All the while, he had set his sights on becoming a film composer. It was when he listened to a score outside the context of a film that it clicked. “I remember being in the backyard listening to some John Williams score, running around the backyard feeling the same ride from the movie, just from the music.” It got Kris thinking: “If that’s a job, that’s what I want to do. To be able to translate emotion into music.” This passion for composing—and talking about it “to anybody that would listen”—led to some of his first work, including Elaine Stritch: Shoot Me and Kobe Bryant’s Muse, which really got his career going.
Setting tennis to music
With King Richard, Kris has gotten to reinvent his approach to scoring. From the get-go, this project was largely about rhythm. “I was really excited about how they represent the game of tennis, given that it’s a rhythmic game and there’s this back and forth that’s created.” Kris remembers that, when he first watched Venus and Serena Williams play, what struck him the most was the powerful sound of the ball during their serves. He wanted to play off those sounds, “making sure that the ball hits felt like they were punctuating musical moments, but at the same time, not making it so that they were lost in the sound of the score.”

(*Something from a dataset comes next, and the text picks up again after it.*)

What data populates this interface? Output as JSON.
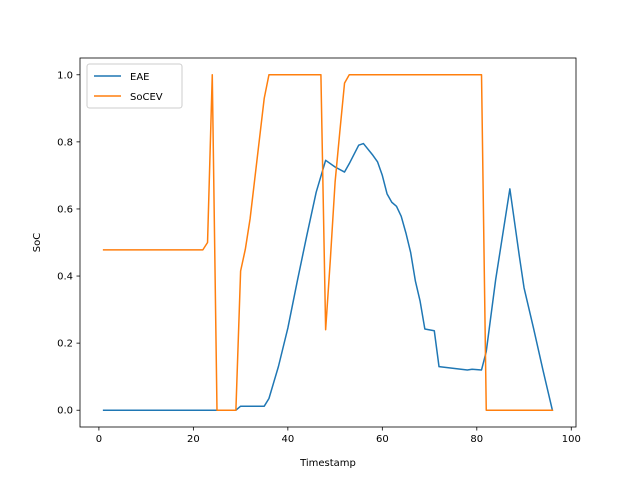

All of this involved a close collaboration with director Reinaldo Marcus Green (whom Kris had worked with on Monsters and Men) and editor Pamela Martin, who cut the film’s games without traditional sports commentary. Instead, Kris says, “You’re getting all of that information based on how the crowd is reacting, how her family’s reacting, how she’s reacting, how the opponent’s reacting. All those different things made it so that the score needed to play the emotional arc of the game as specifically as possible.”
For many of those scenes, he followed Pamela’s lead. “I think of myself as an accompanist, so if I follow the pacing of how this feels like it needs to go, it’s probably going to take me to the right place if it’s cut well,” Kris says. “The ease of that really speaks to how incredible Pam is as an editor.”
See also: Kris Bowers’ 5 favorite sports movies
As for the music itself, Kris looked to the work of Philip Glass and Steve Reich to influence his polyrhythms and string ostinatos. He was also inspired, at least in spirit, by the work of John Cage: “That’s how I learned what prepared piano was.” Prepared piano is the process of using ordinary objects inside a piano to make it sound like a different instrument altogether. “There’s no real science to it. It’s very subjective, it’s based on the composer and what sounds you’re trying to get.” For King Richard, Kris worked with two pianos: one for the soloist pieces and the other for experimenting with sound. He used putty, nails, ping-pong balls, felt and clothespins to build a more percussive instrument. “The thing I always loved about the piano is that it’s both a melodic and harmonious instrument and a percussive instrument. Each piano is so different that you’re really spending time finding, what mark on this string do I want? Where do I want to place this little piece of putty so I can pick this note and it gets this reaction? Once you build it, then it just becomes this little drum set that you can play with your fingers.”
It all comes back to Kris’ relationship with the piano, and with music as a vehicle for emotional expression. In King Richard, much of the emotion revolves around Richard Williams’ plan for his daughters, a plan that could be broken up into patterns, and how those patterns develop within Venus and Serena and the story. Kris could see it all clearly in the music.
King Richard arrives in theaters Nov. 19.